正直、領地での生活は暇だったし、あのイケメンたちに会える!というので大喜びだった。
しかし会えたイケメンたちは皆、ゲームでのイケメンたちとは中身が別人だった。
そりゃそうだ。だって、私がゲームのストーリー変えちゃったんだもんね。
妹を殺され復讐に生きていた王子は、妹が殺されなかったから、明るく爽やかなイケメン王子になっていたし。
反逆者たちを捕まえようとして、誤って剣で身内を刺してしまった経験から剣を握ることが怖くなった騎士団長の息子アダム=デトラスは、その事件の前に反逆者たちが捕まったからかそんな事件を起こす事はなく、ちょっとチャラい普通の青年になっていたし。
王子の最側近だったのに、全く王子が心を開いてくれないことに心を痛めていた宰相の息子、テオドール=ヤングンは、最側近ではなくなっており、代わりに王子の最側近となっているセオドア=パージバルに成績で勝てないコンプレックスを拗らせた青年になっていたし。

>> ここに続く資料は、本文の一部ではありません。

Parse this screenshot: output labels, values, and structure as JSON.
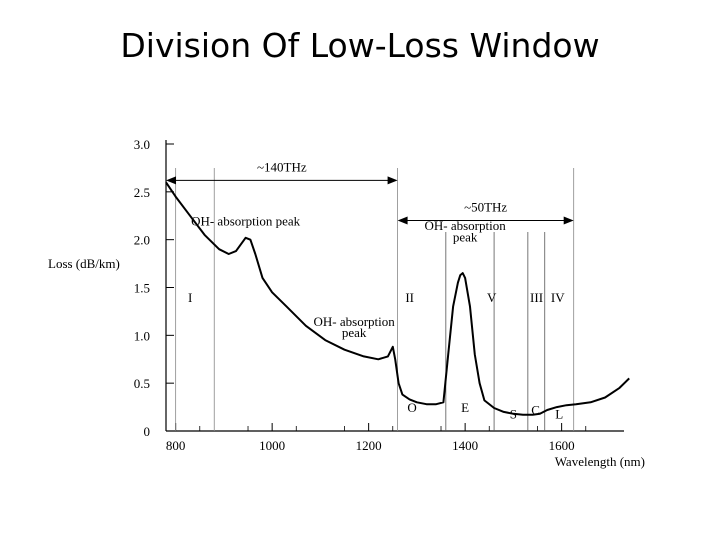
{
  "slide": {
    "title": "Division Of Low-Loss Window"
  },
  "chart_data": {
    "type": "line",
    "title": "",
    "xlabel": "Wavelength (nm)",
    "ylabel": "Loss (dB/km)",
    "xlim": [
      780,
      1750
    ],
    "ylim": [
      0,
      3.0
    ],
    "x_ticks": [
      "800",
      "1000",
      "1200",
      "1400",
      "1600"
    ],
    "y_ticks": [
      "3.0",
      "2.5",
      "2.0",
      "1.5",
      "1.0",
      "0.5",
      "0"
    ],
    "series": [
      {
        "name": "",
        "x": [
          780,
          800,
          830,
          860,
          890,
          910,
          925,
          935,
          945,
          955,
          965,
          980,
          1000,
          1030,
          1070,
          1110,
          1150,
          1190,
          1220,
          1240,
          1250,
          1255,
          1262,
          1270,
          1285,
          1300,
          1320,
          1340,
          1355,
          1365,
          1375,
          1385,
          1390,
          1395,
          1400,
          1410,
          1420,
          1430,
          1440,
          1460,
          1480,
          1500,
          1520,
          1540,
          1555,
          1570,
          1590,
          1610,
          1630,
          1660,
          1690,
          1720,
          1740
        ],
        "y": [
          2.6,
          2.45,
          2.25,
          2.05,
          1.9,
          1.85,
          1.88,
          1.95,
          2.02,
          2.0,
          1.85,
          1.6,
          1.45,
          1.3,
          1.1,
          0.95,
          0.85,
          0.78,
          0.75,
          0.78,
          0.88,
          0.75,
          0.5,
          0.38,
          0.33,
          0.3,
          0.28,
          0.28,
          0.3,
          0.8,
          1.3,
          1.55,
          1.63,
          1.65,
          1.6,
          1.3,
          0.8,
          0.5,
          0.32,
          0.24,
          0.2,
          0.18,
          0.17,
          0.17,
          0.18,
          0.22,
          0.25,
          0.27,
          0.28,
          0.3,
          0.35,
          0.45,
          0.55
        ]
      }
    ],
    "band_boundaries_nm": [
      1260,
      1360,
      1460,
      1530,
      1565,
      1625
    ],
    "window_lines_nm": [
      800,
      880,
      1260,
      1625
    ],
    "annotations": {
      "span1": {
        "text": "~140THz",
        "from_nm": 780,
        "to_nm": 1260,
        "y": 2.62
      },
      "span2": {
        "text": "~50THz",
        "from_nm": 1260,
        "to_nm": 1625,
        "y": 2.2
      },
      "peak1": {
        "text": "OH- absorption peak",
        "x_nm": 945,
        "y": 2.15
      },
      "peak2_line1": {
        "text": "OH- absorption",
        "x_nm": 1400,
        "y": 2.1
      },
      "peak2_line2": {
        "text": "peak",
        "x_nm": 1400,
        "y": 1.98
      },
      "peak3_line1": {
        "text": "OH- absorption",
        "x_nm": 1170,
        "y": 1.1
      },
      "peak3_line2": {
        "text": "peak",
        "x_nm": 1170,
        "y": 0.98
      }
    },
    "window_labels": [
      {
        "text": "I",
        "x_nm": 830,
        "y": 1.35
      },
      {
        "text": "II",
        "x_nm": 1285,
        "y": 1.35
      },
      {
        "text": "V",
        "x_nm": 1455,
        "y": 1.35
      },
      {
        "text": "III",
        "x_nm": 1548,
        "y": 1.35
      },
      {
        "text": "IV",
        "x_nm": 1592,
        "y": 1.35
      }
    ],
    "band_labels": [
      {
        "text": "O",
        "x_nm": 1290,
        "y": 0.2
      },
      {
        "text": "E",
        "x_nm": 1400,
        "y": 0.2
      },
      {
        "text": "S",
        "x_nm": 1500,
        "y": 0.13
      },
      {
        "text": "C",
        "x_nm": 1546,
        "y": 0.17
      },
      {
        "text": "L",
        "x_nm": 1595,
        "y": 0.13
      }
    ]
  }
}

王女が死んだことによって聖女に不足が出て、聖女を探し回るも皆非協力的でそのうち過労で倒れた神官長の祖父の代わりに神官になり、どれだけ頼んでも聖女にならない貴族令嬢たちを逆恨みしていたクライス=アッカーサーは、神官長が元気だからか、聖女に一切興味がない、婚約者の尻に敷かれる普通よりちょっとポンコツな貴族令息になっていたし。

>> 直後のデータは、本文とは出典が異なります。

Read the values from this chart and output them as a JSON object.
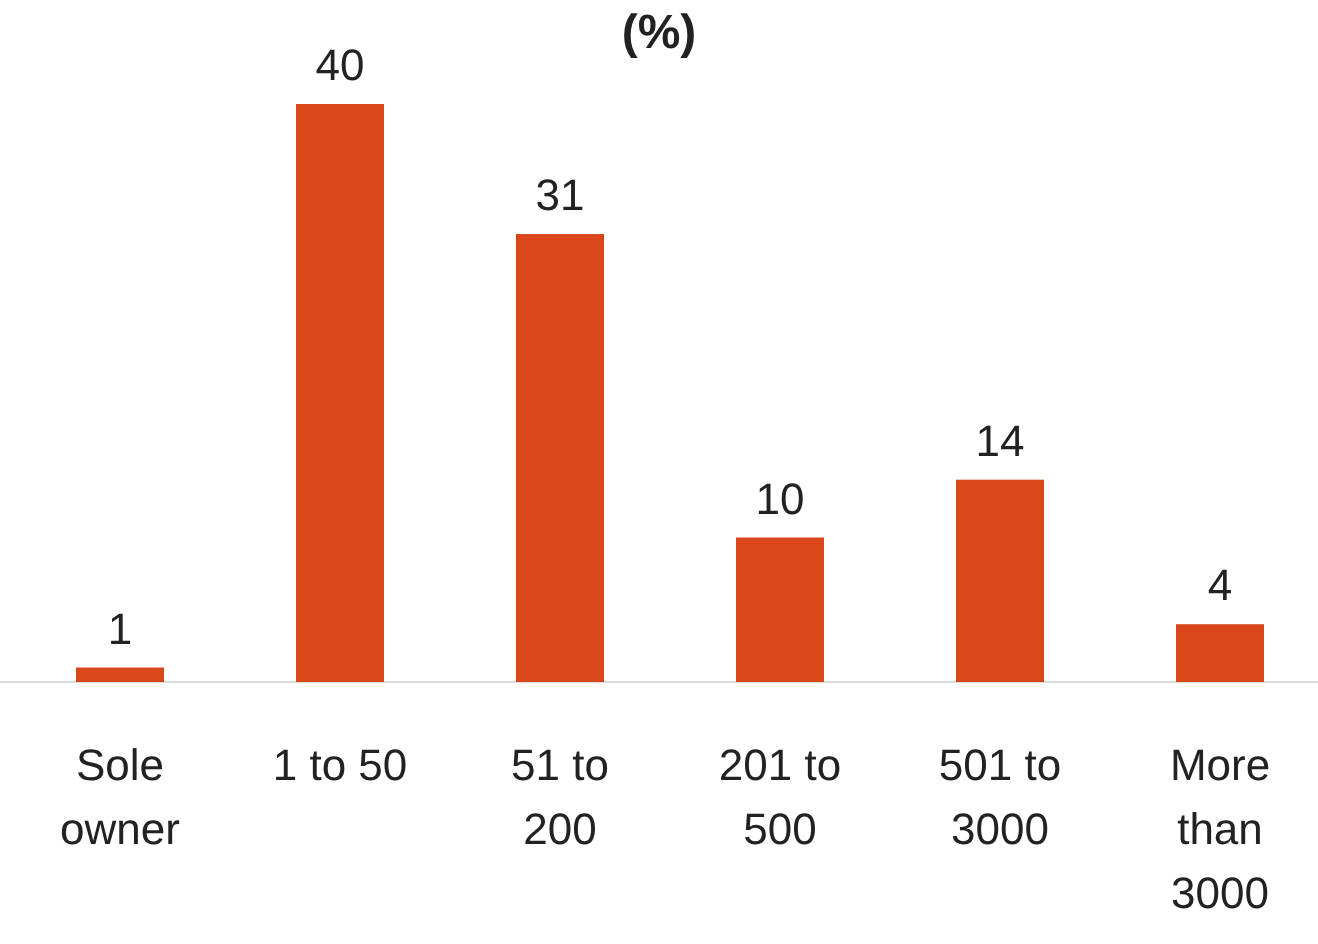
{
  "chart_data": {
    "type": "bar",
    "title": "(%)",
    "categories": [
      "Sole owner",
      "1 to 50",
      "51 to 200",
      "201 to 500",
      "501 to 3000",
      "More than 3000"
    ],
    "values": [
      1,
      40,
      31,
      10,
      14,
      4
    ],
    "color": "#d9471a",
    "data_labels": true
  }
}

生まれつき弱視であることから、学校にも通わず誰とも交流のなかった、薄幸の美少年だったはずのセオドア=パージバルは、何故か分厚い眼鏡をかけて、口うるさい王子の最側近になっていたし。
なんだか皆残念な方向に成長していた。友人の言っていた影のあるイケメンが好きというのが少し分かってしまう。
ただ顔と声は変わってなくて、良いんだよなぁ。
なーんて思いながらも、転入当初は彼らと関わることはなく、同じクラスの声をかけてくれた女の子たちと仲良くしてた。同年代の友達がいなかったから、それだけで十分楽しかった。
私の運命が変わったのは、たまたま彼らとぶつかった時。
おそらくその時私は魅了をかけてしまったのだ。